"You may not like the things we say, what's the difference anyway?"
Adam Ant: "Look, I'm a punk rocker. I always was; I'm not a New Romantic. But I was a punk rocker who wanted to get more than one fuckin' album. The Pistols were great, but they only did one fuckin' album. Not enough! Sorry!" It's easy to forget how fleeting the original U.K. Punk scene was before the media storm over The Sex Pistols' infamous appearance on Thames Today turned the whole thing into a simultaneously demonized and co-opted caricature of itself. In addition, with its prized rejection of technical proficiency as a criterion for musical expression (a philosophy that opened the scene to virtually anyone with a guitar, something to say and the bollocks to say it), few of the participants in the early Punk movement were interested in thinking about the music in careerist terms, as "no future" was more than just a catch phrase; it was an ethos.

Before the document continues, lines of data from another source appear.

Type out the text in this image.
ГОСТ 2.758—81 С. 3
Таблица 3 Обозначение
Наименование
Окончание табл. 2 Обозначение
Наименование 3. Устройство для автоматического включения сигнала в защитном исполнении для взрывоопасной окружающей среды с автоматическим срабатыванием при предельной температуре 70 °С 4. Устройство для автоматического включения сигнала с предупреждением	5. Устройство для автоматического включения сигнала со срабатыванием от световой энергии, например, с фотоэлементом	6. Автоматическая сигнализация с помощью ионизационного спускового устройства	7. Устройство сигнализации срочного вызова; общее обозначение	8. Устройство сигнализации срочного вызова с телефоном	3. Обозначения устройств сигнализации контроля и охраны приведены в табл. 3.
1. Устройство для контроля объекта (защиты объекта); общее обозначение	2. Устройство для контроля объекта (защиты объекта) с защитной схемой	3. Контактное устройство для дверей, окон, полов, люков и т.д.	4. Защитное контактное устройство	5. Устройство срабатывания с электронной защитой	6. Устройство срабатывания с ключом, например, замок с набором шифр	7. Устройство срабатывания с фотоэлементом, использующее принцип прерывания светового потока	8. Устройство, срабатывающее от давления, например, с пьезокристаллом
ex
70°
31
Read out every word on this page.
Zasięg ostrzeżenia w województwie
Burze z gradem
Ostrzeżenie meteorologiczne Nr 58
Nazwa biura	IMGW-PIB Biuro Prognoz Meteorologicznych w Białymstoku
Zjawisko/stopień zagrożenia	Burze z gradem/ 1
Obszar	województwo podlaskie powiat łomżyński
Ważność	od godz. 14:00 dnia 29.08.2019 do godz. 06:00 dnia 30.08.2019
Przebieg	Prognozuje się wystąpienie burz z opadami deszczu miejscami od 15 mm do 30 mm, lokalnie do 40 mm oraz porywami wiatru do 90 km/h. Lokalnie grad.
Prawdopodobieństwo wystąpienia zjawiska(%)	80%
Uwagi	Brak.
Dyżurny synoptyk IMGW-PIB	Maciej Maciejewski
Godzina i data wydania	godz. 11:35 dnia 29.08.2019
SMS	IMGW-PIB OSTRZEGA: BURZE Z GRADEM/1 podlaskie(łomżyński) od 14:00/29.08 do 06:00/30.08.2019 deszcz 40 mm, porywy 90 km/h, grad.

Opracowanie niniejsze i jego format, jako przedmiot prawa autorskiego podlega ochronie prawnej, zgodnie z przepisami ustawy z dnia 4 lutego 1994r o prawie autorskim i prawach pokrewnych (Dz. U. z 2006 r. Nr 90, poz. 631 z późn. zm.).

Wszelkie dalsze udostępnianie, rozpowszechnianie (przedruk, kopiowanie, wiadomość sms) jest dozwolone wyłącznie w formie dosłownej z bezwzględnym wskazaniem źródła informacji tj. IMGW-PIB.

However, as many of the original Punk bands began recording albums and developing as musicians as well as song-writers, the aesthetic limitations of the basic Punk sound- three chords played really hard and really fast- became apparent; as a result, bands such as The Clash, The Damned, Siouxsie & The Banshees and Penetration (to name only a few) began experimenting with and integrating other musical elements and influences into their work.
Malcolm McLaren |
The new music scene (not yet labeled "punk") began to catch fire in early 1976, and Adam Ant, then known as Stewart Goddard, had recently dropped out of prestigious Hornsby College of Art to pursue a music career, a venture that originally took the form of playing bass in a pub band called Joe and The Bazookas. However, during one of their gigs, an opening band called The Sex Pistols changed everything. Inspired by what he had seen and heard, Goddard soon adopted his famous moniker and made a number of abortive attempts to form his own band. It was during this time that Adam Ant found his way into the orbit of the burgeoning Punk scene's uber-elite, who congregated at Malcolm McLaren and Vivienne Westwood's fashion boutique SEX. Ants guitarist Marco Pirroni: "Without the shop [...] there would have been no punk, no Sex Pistols, just a load of pub bands who would have made no impact on anything. Malcolm is of course a complete liar but what is true is that he invented the punk attitude and made the Pistols act it out for him [....] To ask how important clothes were to the early scene (not called punk, not called anything in fact) is ridiculous. Clothes were the scene. It was not fashion; it was totally anti-fashion to everything that was going on at the time. The scene was tiny and totally hated the outside world [....] It was about telling the world that you weren't what it wanted you to be; you weren't anything except what you wanted to be. And what better way to tell England that you would not accept any of its upper class, lower class, middle class know your place, we are your elders and betters, fucking feudal society than wearing offensive pornographic clothes on the street?"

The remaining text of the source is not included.